Penelitian sebelumnya menghubungkan pola makan yang buruk dengan penyakit Alzheimer. Selain itu, penelitian sebelumnya menunjukkan bahwa penderita Alzheimer mengalami penurunan kadar neurotransmitter yang disebut asetilkolin, yang penting untuk memori dan fungsi-fungsi seperti belajar, perhatian, dan pergerakan otot. Para peneliti memutuskan untuk mengeksplorasi hubungan antara diet dan daya ingat pada orang yang lebih muda ketika mereka menjalani diet Barat yang penuh lemak dan bergula, terutama selama masa remaja ketika otak mereka mengalami perkembangan yang signifikan.

Untuk memahami hubungan tersebut, para peneliti membagi tikus menjadi dua kelompok: satu diberi makanan berlemak dan bergula dan satu lagi diberi makanan normal. Mereka kemudian memberikan tes memori dan menilai kadar asetilkolin mereka.

Untuk tes memori, tikus-tikus tersebut diizinkan untuk menjelajahi objek-objek baru di lokasi yang berbeda, dan beberapa hari kemudian, mereka diperkenalkan kembali pada pemandangan serupa yang hampir sama kecuali penambahan satu objek baru. Tikus-tikus dalam kelompok uji yang mengonsumsi makanan junk food menunjukkan kesulitan untuk mengingat objek mana yang sebelumnya mereka temui dan di mana. Namun, tikus-tikus dalam kelompok kontrol menunjukkan rasa familiar.

Tim peneliti melacak tingkat asetilkolin pada masing-masing kelompok dengan menganalisis respons otak mereka terhadap tugas-tugas tertentu yang dirancang untuk menguji ingatan mereka. Dengan menggunakan post-mortem otak tikus, mereka memperkirakan tanda-tanda gangguan kadar asetilkolin.

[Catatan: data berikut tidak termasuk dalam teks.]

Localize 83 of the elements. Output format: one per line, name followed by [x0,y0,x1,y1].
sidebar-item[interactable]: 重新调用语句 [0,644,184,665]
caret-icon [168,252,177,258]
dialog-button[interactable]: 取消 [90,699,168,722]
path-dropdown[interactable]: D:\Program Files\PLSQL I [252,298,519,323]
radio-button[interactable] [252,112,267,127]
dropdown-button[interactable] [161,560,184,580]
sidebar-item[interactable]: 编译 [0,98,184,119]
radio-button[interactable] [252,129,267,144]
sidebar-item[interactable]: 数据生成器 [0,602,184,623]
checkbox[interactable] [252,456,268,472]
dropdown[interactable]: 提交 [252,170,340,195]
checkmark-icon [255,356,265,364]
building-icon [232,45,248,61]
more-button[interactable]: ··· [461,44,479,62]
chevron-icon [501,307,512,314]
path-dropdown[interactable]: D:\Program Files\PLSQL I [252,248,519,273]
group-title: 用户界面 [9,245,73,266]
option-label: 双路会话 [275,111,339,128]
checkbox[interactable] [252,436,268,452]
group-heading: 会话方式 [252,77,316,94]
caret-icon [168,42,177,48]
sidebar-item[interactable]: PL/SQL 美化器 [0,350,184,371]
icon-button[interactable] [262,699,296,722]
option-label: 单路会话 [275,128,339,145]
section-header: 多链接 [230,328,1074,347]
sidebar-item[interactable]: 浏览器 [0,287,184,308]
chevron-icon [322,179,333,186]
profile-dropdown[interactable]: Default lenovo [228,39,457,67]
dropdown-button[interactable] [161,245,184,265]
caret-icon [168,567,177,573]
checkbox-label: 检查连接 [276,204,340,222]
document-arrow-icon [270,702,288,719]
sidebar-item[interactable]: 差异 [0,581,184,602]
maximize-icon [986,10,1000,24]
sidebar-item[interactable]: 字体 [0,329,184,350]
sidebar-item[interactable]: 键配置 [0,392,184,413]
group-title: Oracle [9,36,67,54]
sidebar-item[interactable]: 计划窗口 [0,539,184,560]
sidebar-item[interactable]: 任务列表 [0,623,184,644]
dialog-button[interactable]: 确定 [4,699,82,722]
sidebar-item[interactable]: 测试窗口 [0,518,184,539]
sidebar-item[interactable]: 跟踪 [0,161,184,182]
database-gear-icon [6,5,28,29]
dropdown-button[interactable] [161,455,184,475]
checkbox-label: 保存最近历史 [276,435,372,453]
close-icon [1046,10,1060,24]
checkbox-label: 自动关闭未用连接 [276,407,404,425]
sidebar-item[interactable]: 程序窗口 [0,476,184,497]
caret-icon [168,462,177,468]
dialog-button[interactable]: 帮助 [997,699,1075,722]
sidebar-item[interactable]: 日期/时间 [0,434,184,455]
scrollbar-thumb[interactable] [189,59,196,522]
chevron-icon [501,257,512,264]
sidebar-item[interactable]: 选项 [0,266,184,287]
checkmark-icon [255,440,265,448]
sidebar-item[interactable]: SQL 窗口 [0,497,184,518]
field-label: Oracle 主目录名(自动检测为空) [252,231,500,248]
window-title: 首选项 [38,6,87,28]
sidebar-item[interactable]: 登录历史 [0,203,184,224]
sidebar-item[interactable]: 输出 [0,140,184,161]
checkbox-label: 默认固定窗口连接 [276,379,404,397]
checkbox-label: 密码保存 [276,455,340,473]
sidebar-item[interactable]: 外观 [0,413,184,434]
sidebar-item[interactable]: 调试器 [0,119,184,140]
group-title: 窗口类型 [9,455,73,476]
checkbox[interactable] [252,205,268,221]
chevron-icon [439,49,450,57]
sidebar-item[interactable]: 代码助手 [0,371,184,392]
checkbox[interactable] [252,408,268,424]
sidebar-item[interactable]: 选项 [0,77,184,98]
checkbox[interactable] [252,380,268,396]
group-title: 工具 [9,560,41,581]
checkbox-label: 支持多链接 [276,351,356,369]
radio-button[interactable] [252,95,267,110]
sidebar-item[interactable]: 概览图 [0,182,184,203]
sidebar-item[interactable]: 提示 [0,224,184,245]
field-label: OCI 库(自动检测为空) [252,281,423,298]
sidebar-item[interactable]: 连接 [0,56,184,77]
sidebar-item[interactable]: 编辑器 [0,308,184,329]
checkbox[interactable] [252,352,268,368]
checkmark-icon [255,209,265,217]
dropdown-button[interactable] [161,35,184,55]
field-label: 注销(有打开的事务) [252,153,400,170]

"Sinyal asetilkolin adalah mekanisme untuk membantu mereka mengkodekan dan mengingat kejadian-kejadian tersebut, analog dengan 'memori episodik' pada manusia yang memungkinkan kita untuk mengingat kejadian-kejadian di masa lalu. Sinyal tersebut tampaknya tidak terjadi pada hewan yang tumbuh dengan mengonsumsi makanan berlemak dan bergula," jelas penulis utama Anna Hayes.

Pada tahap lain dari penelitian ini, tim menguji apakah kerusakan memori pada tikus akibat pola makan junk food dapat dipulihkan dengan penggunaan obat-obatan yang dapat mendorong pelepasan asetilkolin. Selama percobaan, para peneliti memberikan obat - PNU-282987 dan carbachol - langsung ke hippocampus, area otak yang sangat penting untuk memori dan sering terkena penyakit Alzheimer. Mereka mengamati bahwa perawatan ini memulihkan kemampuan memori tikus.

Namun, para peneliti memperingatkan bahwa penelitian lebih lanjut diperlukan untuk memahami bagaimana masalah memori dari pola makan junk food selama masa remaja dapat dipulihkan. Menurut Kanoski, masa remaja adalah masa yang sangat sensitif bagi otak ketika terjadi perubahan penting dalam perkembangan.

"Saya tidak tahu bagaimana mengatakan hal ini tanpa terdengar seperti Cassandra dan malapetaka, tapi sayangnya, beberapa hal yang mungkin lebih mudah dibalikkan selama masa dewasa, tidak dapat dibalikkan ketika terjadi pada masa kanak-kanak," imbuh Kanoski.